У дверей больницы собралось еще больше представителей средств массовой информации, чем накануне. Рафаэль Фаило, обратившись к присутствующим, зачитал заявление для прессы, подготовленное медицинским персоналом, проводившим операцию по пересадке сердца.

— «Пациент Лукас Мильян после произведенной вчера операции по пересадке сердца успешно идет на поправку. Он находится в сознании и уже знает о перенесенной им операции. Через двадцать четыре часа пациента переведут в особый зал, в котором находятся на восстановлении те, кто перенес операции по трансплантации органов, где он и пробудет до перемещения в обычную палату». Следующее сообщение для прессы мы сделаем завтра утром. Большое спасибо.

— Доктор! — обратился к нему иностранный журналист Брэд. — Не могли бы мы узнать, откуда поступило сердце для пересадки?

— Вам должно быть известно, что пересадка органов осуществляется анонимно, но скажу, что в этом случае получение разрешения на изъятие донорского органа оказалось очень сложным делом, потому что в качестве донора выступал турист, находившийся с визитом в соседней Португалии.

У Брэда упала шариковая ручка. Подобрав ее, он снова спросил:

— Excuse me, простите, можно ли узнать национальность донора?

— К сожалению, нет. Благородство стоит выше национальности. В данном случае сложность пересадки заключалась в группе крови. У Лукаса Мильяна В положительный. Найти в этой ситуации подходящий орган в столь короткое время — поистине рекорд.
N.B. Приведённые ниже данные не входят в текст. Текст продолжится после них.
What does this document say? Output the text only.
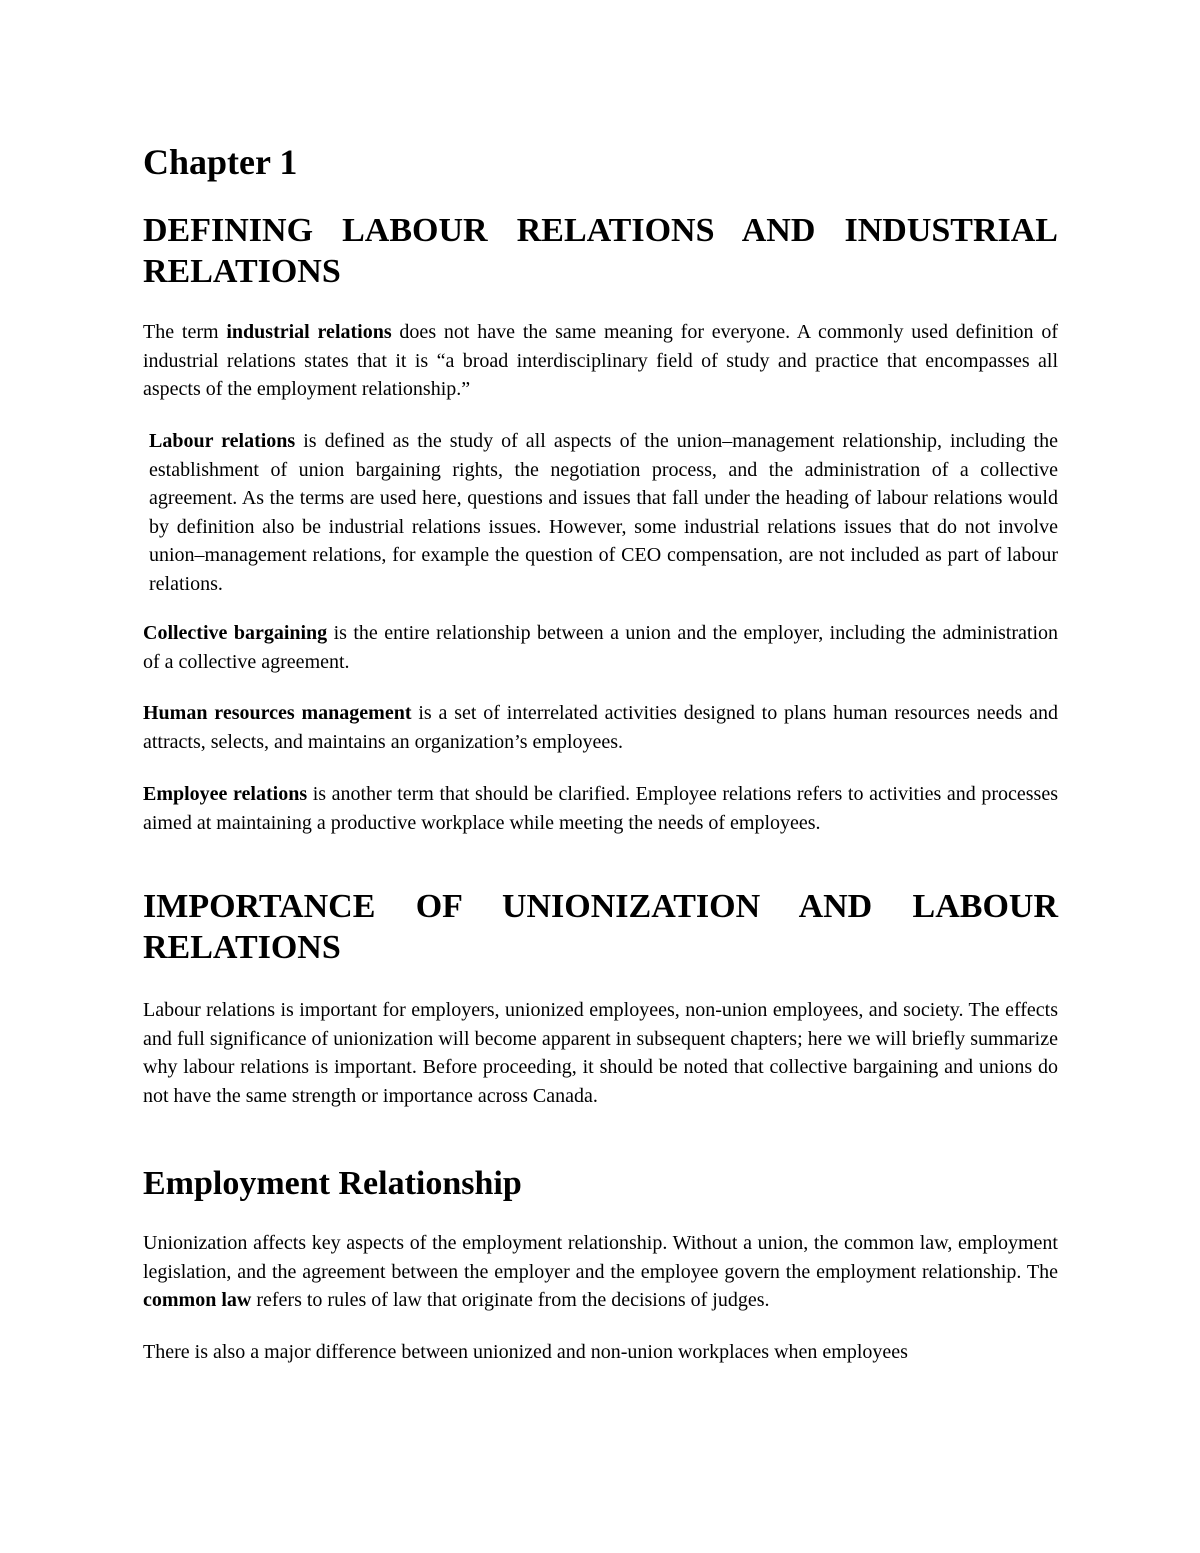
Chapter 1
DEFINING LABOUR RELATIONS AND INDUSTRIAL RELATIONS

The term industrial relations does not have the same meaning for everyone. A commonly used definition of industrial relations states that it is “a broad interdisciplinary field of study and practice that encompasses all aspects of the employment relationship.”

Labour relations is defined as the study of all aspects of the union–management relationship, including the establishment of union bargaining rights, the negotiation process, and the administration of a collective agreement. As the terms are used here, questions and issues that fall under the heading of labour relations would by definition also be industrial relations issues. However, some industrial relations issues that do not involve union–management relations, for example the question of CEO compensation, are not included as part of labour relations.

Collective bargaining is the entire relationship between a union and the employer, including the administration of a collective agreement.

Human resources management is a set of interrelated activities designed to plans human resources needs and attracts, selects, and maintains an organization’s employees.

Employee relations is another term that should be clarified. Employee relations refers to activities and processes aimed at maintaining a productive workplace while meeting the needs of employees.

IMPORTANCE OF UNIONIZATION AND LABOUR RELATIONS

Labour relations is important for employers, unionized employees, non-union employees, and society. The effects and full significance of unionization will become apparent in subsequent chapters; here we will briefly summarize why labour relations is important. Before proceeding, it should be noted that collective bargaining and unions do not have the same strength or importance across Canada.

Employment Relationship

Unionization affects key aspects of the employment relationship. Without a union, the common law, employment legislation, and the agreement between the employer and the employee govern the employment relationship. The common law refers to rules of law that originate from the decisions of judges.

There is also a major difference between unionized and non-union workplaces when employees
Совпало множество обстоятельств, чтобы показанная ему операция оказалась возможной и прошла успешно.

Североамериканский журналист снова выронил шариковую ручку. Он, похоже, очень нервничал. Остальные журналисты с любопытством смотрели на своего американского коллегу.

Когда директор закончил выступление, Брэд направился к нему. На этот раз журналист находился в одиночестве. Пресс-конференция была окончена.

— Скажите, пожалуйста, можно ли будет взять интервью у пациента, когда его переведут из отделения интенсивной терапии? — напрямую спросил корреспондент.

— Вас особенно заинтересовал этот случай, не так ли?

— Yes, то есть да. Это моя первая работа за пределами родной страны.

— А откуда вы?

— Я из Монтаны, Соединенные Штаты Америки.

— И что вы делаете так далеко от своей страны?

— О… это долгий разговор. Возможно, как-нибудь в другой раз.

— Хорошо, хорошо. Говорить об интервью пока еще преждевременно. Когда пациента переведут в обычную палату, его можно будет навещать. Напомните мне о нашем разговоре!

— ОК. Thanks…

Никто не знал, откуда взялся двадцать четыре часа назад этот иностранный журналист, следивший за информацией так, будто бы дело шло о его жизни. Он сразу же отделился от группы коллег. Каждый из присутствовавших в больнице корреспондентов направился в свое издание. Остались только репортеры агентств и, конечно же, Брэд, который отдавал этой истории все свое время.